Yes, but not a very good one, as when they're bigger they'll start charging you the instant they see the dish. Target training them with a bell or ball on a stick would work much better.They get fed non-live food out of a dish that I place in there with the tongs, so does the dish entering the cage count as a trigger?
The larger of the two is a little porker and ate an entire fuzzy on its own today in addition to a few crickets; it was a pretty big fuzzy, too, and was pretty close to being a small hopper. I never got to see it eat it as they don't like eating non-live foods when I'm watching, but I know that it ate it all on its own as the other one was still sleeping. I think that I'll try some chopped scallops tomorrow as well as some chopped squid in addition to the crickets that they get.
Small ones will always be shy about eating in front of you, as they grow they will become much bolder. A 6' nile isn't going to be scared of you whatsoever.
As far as the sexing, it would be wise to note that the method has only been used on Australian and geographically close species, not on African species, and even in some of the species they did it to, the juveniles were not sexable. The only larger species tried was V. spenceri, nothing else. It could work, but I wouldn't use it as a definitive method.

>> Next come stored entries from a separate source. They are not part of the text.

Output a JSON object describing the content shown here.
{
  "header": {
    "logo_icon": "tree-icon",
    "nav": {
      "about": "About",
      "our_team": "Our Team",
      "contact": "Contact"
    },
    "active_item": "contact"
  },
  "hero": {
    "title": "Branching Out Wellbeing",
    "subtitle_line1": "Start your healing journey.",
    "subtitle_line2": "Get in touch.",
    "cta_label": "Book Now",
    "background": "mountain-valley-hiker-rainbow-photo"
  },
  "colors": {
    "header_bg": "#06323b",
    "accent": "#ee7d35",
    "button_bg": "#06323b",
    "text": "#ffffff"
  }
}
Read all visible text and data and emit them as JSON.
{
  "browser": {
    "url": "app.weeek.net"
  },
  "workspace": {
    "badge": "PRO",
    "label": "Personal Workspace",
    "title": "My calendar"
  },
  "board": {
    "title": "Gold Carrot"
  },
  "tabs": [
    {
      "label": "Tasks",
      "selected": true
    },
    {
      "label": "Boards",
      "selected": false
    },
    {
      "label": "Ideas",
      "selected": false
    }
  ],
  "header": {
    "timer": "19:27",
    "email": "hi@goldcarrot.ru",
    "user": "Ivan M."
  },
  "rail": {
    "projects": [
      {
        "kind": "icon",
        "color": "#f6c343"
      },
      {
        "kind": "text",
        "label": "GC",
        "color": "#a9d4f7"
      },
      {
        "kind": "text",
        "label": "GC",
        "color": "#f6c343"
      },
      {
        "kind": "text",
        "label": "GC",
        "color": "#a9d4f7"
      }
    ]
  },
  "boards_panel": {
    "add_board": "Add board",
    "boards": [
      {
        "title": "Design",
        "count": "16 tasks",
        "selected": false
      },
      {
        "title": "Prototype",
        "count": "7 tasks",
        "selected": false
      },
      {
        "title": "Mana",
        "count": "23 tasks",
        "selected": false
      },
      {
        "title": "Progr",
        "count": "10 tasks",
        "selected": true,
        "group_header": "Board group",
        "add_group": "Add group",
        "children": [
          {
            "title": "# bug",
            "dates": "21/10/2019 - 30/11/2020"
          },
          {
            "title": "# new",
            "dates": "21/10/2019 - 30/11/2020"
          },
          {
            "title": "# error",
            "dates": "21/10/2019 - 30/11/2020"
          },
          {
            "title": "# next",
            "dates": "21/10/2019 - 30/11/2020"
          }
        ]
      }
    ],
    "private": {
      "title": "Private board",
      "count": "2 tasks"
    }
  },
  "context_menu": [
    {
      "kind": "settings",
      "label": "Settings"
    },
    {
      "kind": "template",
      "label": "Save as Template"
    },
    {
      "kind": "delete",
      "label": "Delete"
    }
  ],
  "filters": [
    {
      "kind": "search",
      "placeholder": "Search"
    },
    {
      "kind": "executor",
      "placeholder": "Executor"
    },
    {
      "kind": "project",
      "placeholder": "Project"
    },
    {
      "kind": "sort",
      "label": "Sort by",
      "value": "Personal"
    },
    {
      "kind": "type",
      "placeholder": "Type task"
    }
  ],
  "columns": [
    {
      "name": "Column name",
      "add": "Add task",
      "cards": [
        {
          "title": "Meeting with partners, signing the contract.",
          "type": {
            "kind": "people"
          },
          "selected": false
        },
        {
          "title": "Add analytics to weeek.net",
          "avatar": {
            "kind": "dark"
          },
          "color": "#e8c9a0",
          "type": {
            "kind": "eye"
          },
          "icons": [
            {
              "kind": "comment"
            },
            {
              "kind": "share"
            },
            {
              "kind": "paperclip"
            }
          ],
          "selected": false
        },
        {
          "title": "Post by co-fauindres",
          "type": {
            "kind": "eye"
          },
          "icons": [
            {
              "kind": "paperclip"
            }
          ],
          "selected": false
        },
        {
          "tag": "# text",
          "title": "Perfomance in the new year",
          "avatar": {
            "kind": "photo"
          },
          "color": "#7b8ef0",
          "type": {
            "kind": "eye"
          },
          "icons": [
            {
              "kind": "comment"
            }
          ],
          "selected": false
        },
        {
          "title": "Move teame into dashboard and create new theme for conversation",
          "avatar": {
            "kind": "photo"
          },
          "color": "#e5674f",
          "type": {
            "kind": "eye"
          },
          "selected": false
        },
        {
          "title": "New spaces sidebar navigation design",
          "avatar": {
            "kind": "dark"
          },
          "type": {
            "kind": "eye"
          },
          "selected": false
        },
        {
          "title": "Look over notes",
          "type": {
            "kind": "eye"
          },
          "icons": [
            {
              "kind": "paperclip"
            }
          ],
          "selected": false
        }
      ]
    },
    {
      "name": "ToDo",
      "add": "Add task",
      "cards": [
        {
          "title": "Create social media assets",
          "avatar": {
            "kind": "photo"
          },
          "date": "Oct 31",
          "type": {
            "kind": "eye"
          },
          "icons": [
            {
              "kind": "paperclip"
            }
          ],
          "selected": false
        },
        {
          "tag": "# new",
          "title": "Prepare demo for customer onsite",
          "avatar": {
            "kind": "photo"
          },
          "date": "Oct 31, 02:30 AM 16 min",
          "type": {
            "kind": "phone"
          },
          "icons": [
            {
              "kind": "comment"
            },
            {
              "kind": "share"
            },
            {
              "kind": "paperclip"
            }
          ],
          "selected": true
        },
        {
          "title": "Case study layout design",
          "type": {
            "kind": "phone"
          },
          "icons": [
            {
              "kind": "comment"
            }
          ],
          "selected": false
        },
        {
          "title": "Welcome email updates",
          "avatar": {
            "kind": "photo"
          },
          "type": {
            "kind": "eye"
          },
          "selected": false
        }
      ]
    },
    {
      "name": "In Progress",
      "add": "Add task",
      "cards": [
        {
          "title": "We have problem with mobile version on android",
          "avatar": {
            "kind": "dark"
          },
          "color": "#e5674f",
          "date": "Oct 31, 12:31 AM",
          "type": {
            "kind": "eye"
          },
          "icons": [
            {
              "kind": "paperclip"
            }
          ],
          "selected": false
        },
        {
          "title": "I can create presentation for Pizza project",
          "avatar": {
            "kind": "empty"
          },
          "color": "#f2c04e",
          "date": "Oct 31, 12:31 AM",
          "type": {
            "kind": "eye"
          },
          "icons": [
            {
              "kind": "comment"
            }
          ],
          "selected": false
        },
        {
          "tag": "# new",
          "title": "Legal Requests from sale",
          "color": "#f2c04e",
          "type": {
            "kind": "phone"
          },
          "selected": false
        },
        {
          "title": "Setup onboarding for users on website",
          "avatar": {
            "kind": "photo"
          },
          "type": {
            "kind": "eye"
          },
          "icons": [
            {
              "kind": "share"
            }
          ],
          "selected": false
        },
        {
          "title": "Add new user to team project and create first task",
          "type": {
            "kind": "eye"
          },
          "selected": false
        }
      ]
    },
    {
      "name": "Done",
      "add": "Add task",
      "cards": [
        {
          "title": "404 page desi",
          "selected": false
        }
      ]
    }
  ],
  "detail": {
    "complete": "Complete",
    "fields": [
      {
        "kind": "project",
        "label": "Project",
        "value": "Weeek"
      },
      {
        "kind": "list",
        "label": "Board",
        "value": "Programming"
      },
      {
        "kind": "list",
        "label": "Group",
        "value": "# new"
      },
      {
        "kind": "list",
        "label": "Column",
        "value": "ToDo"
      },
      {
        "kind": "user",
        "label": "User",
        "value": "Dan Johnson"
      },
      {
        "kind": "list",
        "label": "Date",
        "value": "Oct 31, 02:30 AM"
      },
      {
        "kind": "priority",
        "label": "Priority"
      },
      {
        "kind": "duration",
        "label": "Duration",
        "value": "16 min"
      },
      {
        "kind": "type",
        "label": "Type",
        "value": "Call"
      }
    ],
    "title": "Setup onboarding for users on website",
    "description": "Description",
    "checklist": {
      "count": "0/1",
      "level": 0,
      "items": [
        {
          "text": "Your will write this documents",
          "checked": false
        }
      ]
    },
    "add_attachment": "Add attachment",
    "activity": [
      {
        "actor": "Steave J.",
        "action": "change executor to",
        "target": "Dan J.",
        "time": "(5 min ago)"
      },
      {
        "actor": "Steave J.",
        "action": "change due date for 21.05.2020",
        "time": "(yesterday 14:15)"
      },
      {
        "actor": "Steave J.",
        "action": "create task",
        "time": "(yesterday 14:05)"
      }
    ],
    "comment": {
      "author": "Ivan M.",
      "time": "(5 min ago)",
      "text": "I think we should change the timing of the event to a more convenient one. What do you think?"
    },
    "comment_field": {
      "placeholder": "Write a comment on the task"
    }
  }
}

If you want to breed and want to take a gamble that they are in fact both females, I'd grab another baby.. If you don't raise them up together, breeding them will be tricky unless you have a gigantic cage that adult niles can hide from each other in, as unsocialized adult niles will behave nastily towards each other.. Even ones raised together may simply kill each other if they don't have a big enough cage, introducing adults to each other would be almost a guarantee of murder.